Depois que Lin Sheng e os outros se sentaram, Chen Huan e seu grupo também ocuparam tapetes próximos. No total, eram apenas dez equipes, todas sentadas em círculo ao redor da arena, facilmente observando umas às outras.

Chen Huan encarou Lin Sheng intensamente por um tempo, os olhos quase saltando das órbitas. Logo, porém, desviou o olhar para o jovem loiro, adotando uma atitude de quem enfrenta um grande inimigo.

Lin Sheng sentou-se de pernas cruzadas, espada erguida ao lado. “Como se chama aquele ali?”, perguntou, indicando o jovem loiro de expressão serena.

Russell se remexeu ao lado e respondeu baixinho: “Siers Carmy. Filho de um empresário local, gosta de brincar disso. Quando você não estava, ele e Chen Huan disputavam sempre o primeiro lugar.”

Lin Sheng assentiu, compreendendo. O jovem loiro, Siers, notou seu olhar e retribuiu com um sorriso amistoso. Lin Sheng respondeu com um aceno discreto e impassível.

Logo, o apresentador subiu ao palco para testar o som. Uma música ensurdecedora ecoou pelo estádio.

“É uma alegria estarmos aqui, neste belo dia ensolarado, no maior ginásio de Huaisha, para a realização do nosso sétimo Torneio Nacional de Esgrima Amadora...”

Seguiu-se uma longa lista de agradecimentos aos patrocinadores.

“Nem há dezenas de espectadores por aqui. Que seletiva inútil”, murmurou Russell ao lado.

“Ganhar uma medalha para exibir já não é ruim”, brincou Lin Sheng.

Após o discurso, o torneio de seleção começou.

Eram dez equipes. Primeiro, sorteio: as equipes se enfrentariam em duelos individuais, e o vencedor passaria à próxima fase, enquanto o perdedor seria eliminado. Sem segundas chances — quem perdesse, estava fora.

Do lado de Lin Sheng, Xia Yin foi sortear o número. Saiu o cinco.

“Quinta luta, nem boa nem ruim. Vamos ver quem será o adversário”, comentou Xia Yin em voz baixa.

O adversário seria a equipe que também tirasse o número cinco.

“Agora, chamamos o competidor número um ao palco. Quem for atingido três vezes perde. Se não puder continuar, também perde”, anunciou o apresentador ao microfone.

Lin Sheng observava da plateia enquanto dois rapazes subiam pela escada, posicionando-se frente a frente sobre a arena de madeira.
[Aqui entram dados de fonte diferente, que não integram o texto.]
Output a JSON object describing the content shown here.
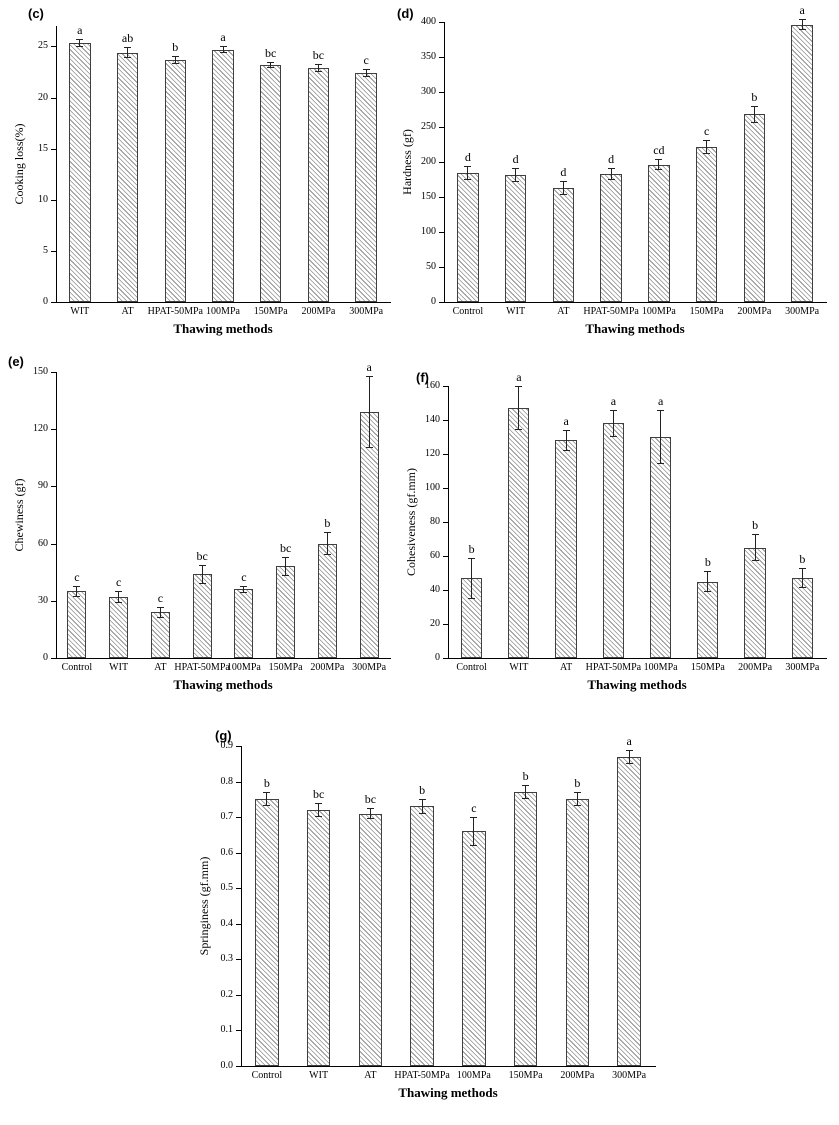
{
  "figure": {
    "title": "",
    "x_axis_title": "Thawing methods"
  },
  "chart_data": [
    {
      "id": "c",
      "panel_label": "(c)",
      "type": "bar",
      "ylabel": "Cooking loss(%)",
      "xlabel": "Thawing methods",
      "ylim": [
        0,
        27
      ],
      "grid": false,
      "legend": false,
      "yticks": [
        "0",
        "5",
        "10",
        "15",
        "20",
        "25"
      ],
      "categories": [
        "WIT",
        "AT",
        "HPAT-50MPa",
        "100MPa",
        "150MPa",
        "200MPa",
        "300MPa"
      ],
      "values": [
        25.3,
        24.4,
        23.7,
        24.7,
        23.2,
        22.9,
        22.4
      ],
      "errors": [
        0.4,
        0.5,
        0.4,
        0.3,
        0.3,
        0.4,
        0.4
      ],
      "sig_letters": [
        "a",
        "ab",
        "b",
        "a",
        "bc",
        "bc",
        "c"
      ]
    },
    {
      "id": "d",
      "panel_label": "(d)",
      "type": "bar",
      "ylabel": "Hardness (gf)",
      "xlabel": "Thawing methods",
      "ylim": [
        0,
        400
      ],
      "grid": false,
      "legend": false,
      "yticks": [
        "0",
        "50",
        "100",
        "150",
        "200",
        "250",
        "300",
        "350",
        "400"
      ],
      "categories": [
        "Control",
        "WIT",
        "AT",
        "HPAT-50MPa",
        "100MPa",
        "150MPa",
        "200MPa",
        "300MPa"
      ],
      "values": [
        185,
        181,
        163,
        183,
        196,
        221,
        268,
        396
      ],
      "errors": [
        10,
        10,
        10,
        8,
        8,
        10,
        12,
        8
      ],
      "sig_letters": [
        "d",
        "d",
        "d",
        "d",
        "cd",
        "c",
        "b",
        "a"
      ]
    },
    {
      "id": "e",
      "panel_label": "(e)",
      "type": "bar",
      "ylabel": "Chewiness (gf)",
      "xlabel": "Thawing methods",
      "ylim": [
        0,
        150
      ],
      "grid": false,
      "legend": false,
      "yticks": [
        "0",
        "30",
        "60",
        "90",
        "120",
        "150"
      ],
      "categories": [
        "Control",
        "WIT",
        "AT",
        "HPAT-50MPa",
        "100MPa",
        "150MPa",
        "200MPa",
        "300MPa"
      ],
      "values": [
        35,
        32,
        24,
        44,
        36,
        48,
        60,
        129
      ],
      "errors": [
        3,
        3,
        3,
        5,
        2,
        5,
        6,
        19
      ],
      "sig_letters": [
        "c",
        "c",
        "c",
        "bc",
        "c",
        "bc",
        "b",
        "a"
      ]
    },
    {
      "id": "f",
      "panel_label": "(f)",
      "type": "bar",
      "ylabel": "Cohesiveness (gf.mm)",
      "xlabel": "Thawing methods",
      "ylim": [
        0,
        160
      ],
      "grid": false,
      "legend": false,
      "yticks": [
        "0",
        "20",
        "40",
        "60",
        "80",
        "100",
        "120",
        "140",
        "160"
      ],
      "categories": [
        "Control",
        "WIT",
        "AT",
        "HPAT-50MPa",
        "100MPa",
        "150MPa",
        "200MPa",
        "300MPa"
      ],
      "values": [
        47,
        147,
        128,
        138,
        130,
        45,
        65,
        47
      ],
      "errors": [
        12,
        13,
        6,
        8,
        16,
        6,
        8,
        6
      ],
      "sig_letters": [
        "b",
        "a",
        "a",
        "a",
        "a",
        "b",
        "b",
        "b"
      ]
    },
    {
      "id": "g",
      "panel_label": "(g)",
      "type": "bar",
      "ylabel": "Springiness (gf.mm)",
      "xlabel": "Thawing methods",
      "ylim": [
        0,
        0.9
      ],
      "grid": false,
      "legend": false,
      "yticks": [
        "0.0",
        "0.1",
        "0.2",
        "0.3",
        "0.4",
        "0.5",
        "0.6",
        "0.7",
        "0.8",
        "0.9"
      ],
      "categories": [
        "Control",
        "WIT",
        "AT",
        "HPAT-50MPa",
        "100MPa",
        "150MPa",
        "200MPa",
        "300MPa"
      ],
      "values": [
        0.75,
        0.72,
        0.71,
        0.73,
        0.66,
        0.77,
        0.75,
        0.87
      ],
      "errors": [
        0.02,
        0.02,
        0.015,
        0.02,
        0.04,
        0.02,
        0.02,
        0.02
      ],
      "sig_letters": [
        "b",
        "bc",
        "bc",
        "b",
        "c",
        "b",
        "b",
        "a"
      ]
    }
  ]
}
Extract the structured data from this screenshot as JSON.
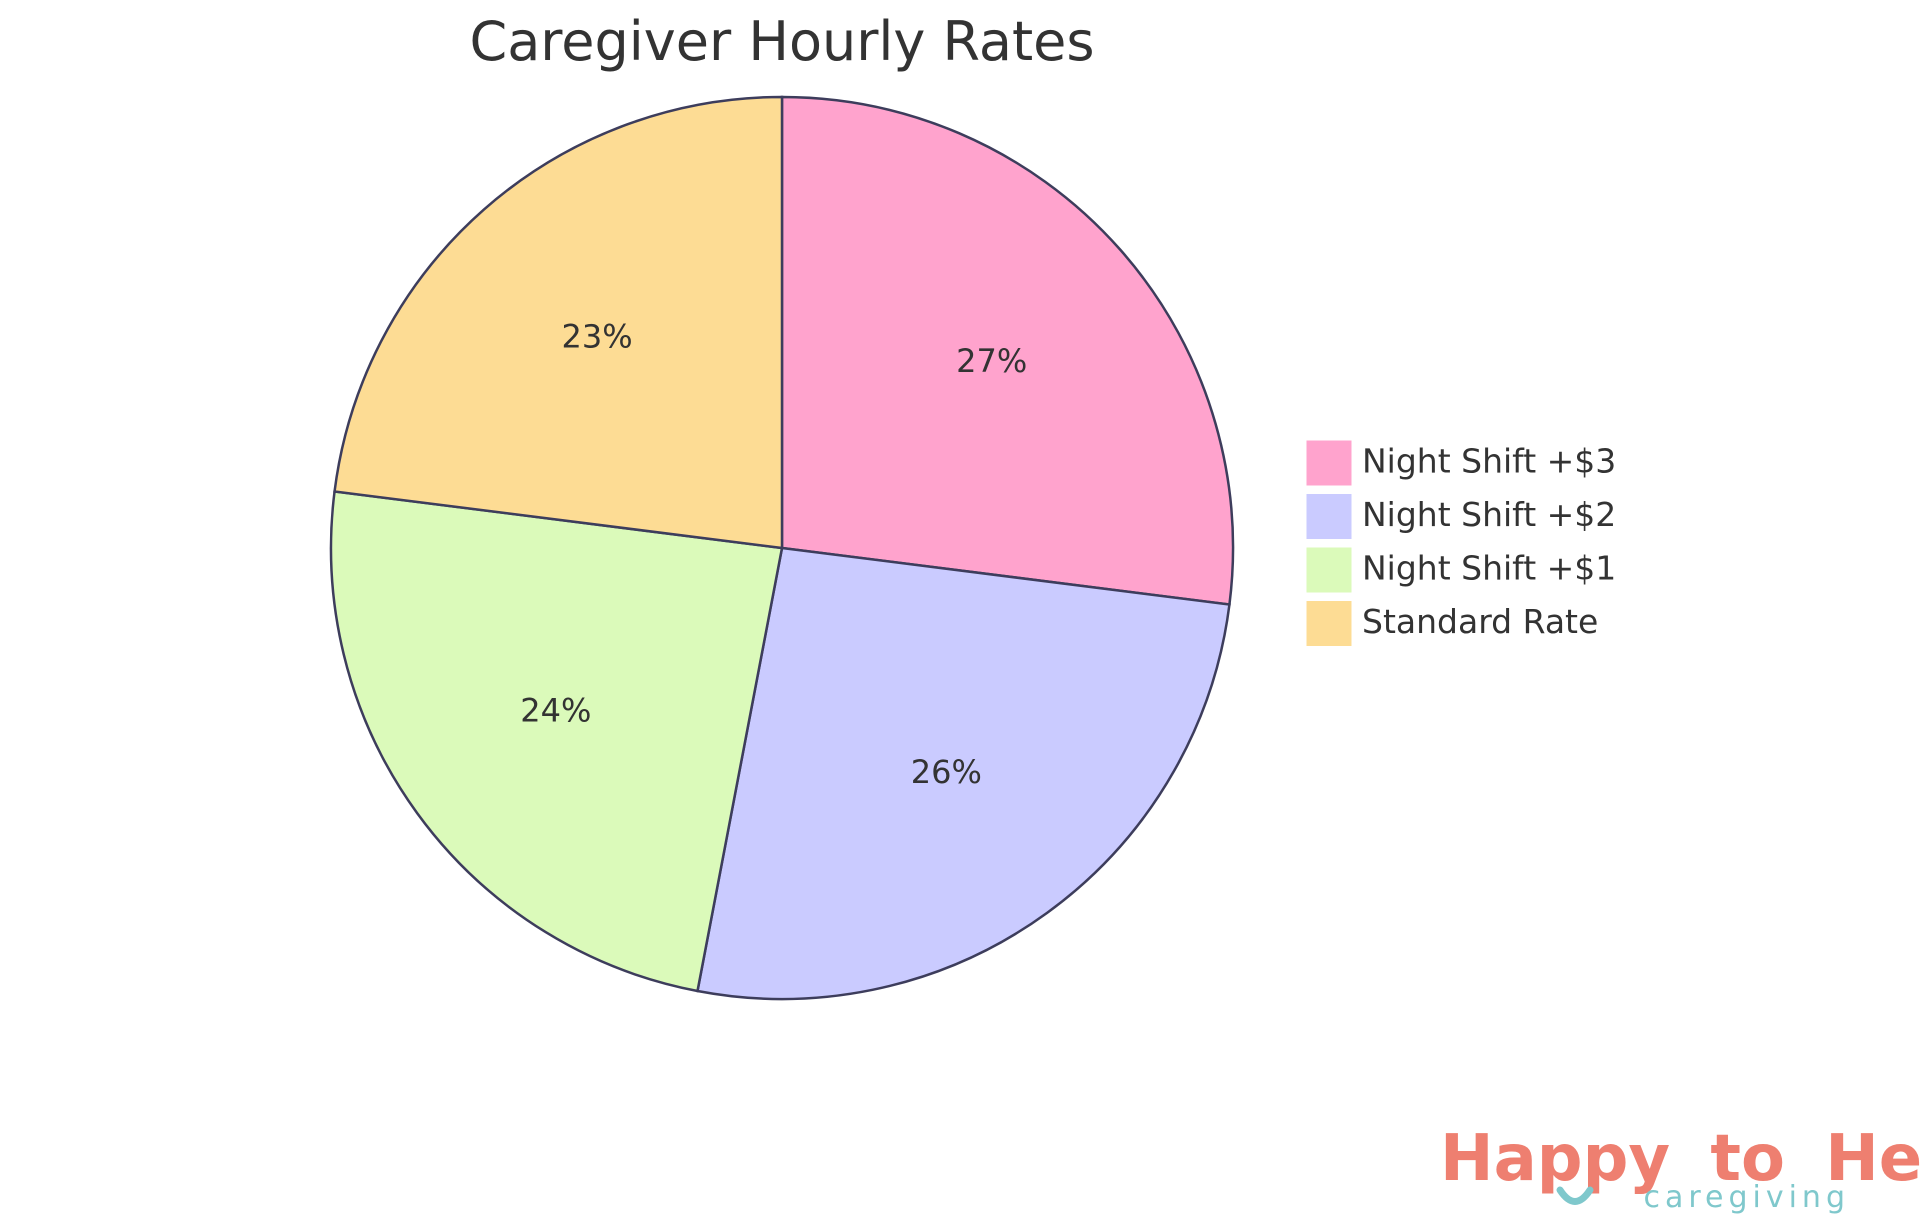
{
  "chart_data": {
    "type": "pie",
    "title": "Caregiver Hourly Rates",
    "series": [
      {
        "name": "Night Shift +$3",
        "value": 27,
        "label": "27%",
        "color": "#FFA3CD"
      },
      {
        "name": "Night Shift +$2",
        "value": 26,
        "label": "26%",
        "color": "#CACBFF"
      },
      {
        "name": "Night Shift +$1",
        "value": 24,
        "label": "24%",
        "color": "#DBFABA"
      },
      {
        "name": "Standard Rate",
        "value": 23,
        "label": "23%",
        "color": "#FDDC94"
      }
    ],
    "start_angle": "12 o'clock",
    "direction": "clockwise",
    "legend_position": "right",
    "slice_border_color": "#3D3D5C"
  },
  "logo": {
    "word_happy": "Happy",
    "word_to": "to",
    "word_help": "Help",
    "tagline": "caregiving",
    "coral_color": "#EE7F70",
    "teal_color": "#7FC8CC"
  }
}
O árbitro subiu e ficou entre eles.

Bateu o gongo.

O árbitro fez um gesto cortando o ar para iniciar.

Imediatamente, ambos assumiram a postura “telhado”, uma das mais comuns e populares, pois facilita golpes descendentes. Um deles posicionou a espada de pé ao lado da orelha; o outro, ergueu a lâmina acima da cabeça.

Lin Sheng olhou para os pés dos dois e balançou a cabeça. Um tinha o passo frouxo, sem firmeza; o outro, usava o passo comum em V. Ambos estavam com os pés paralelos, numa linha horizontal. Uma postura dessas, ainda mais sem firmeza, cairia com um simples empurrão — totalmente vulnerável.

“Professor, o que acha deles?”, sussurrou Madilan ao fundo.

Lin Sheng apenas balançou a cabeça, em silêncio.

Não deu outra. Ambos gritaram, brandindo as espadas com força um contra o outro.

Com um golpe, o rapaz mais alto, por ter braços longos, atingiu o adversário primeiro e venceu. O oponente caiu.

A disputa estava decidida. Pareciam javalis selvagens!

Ouviram-se algumas palmas dispersas.

O vencedor desceu do palco, e começou a segunda luta. Novamente, quem tinha os braços mais longos venceu.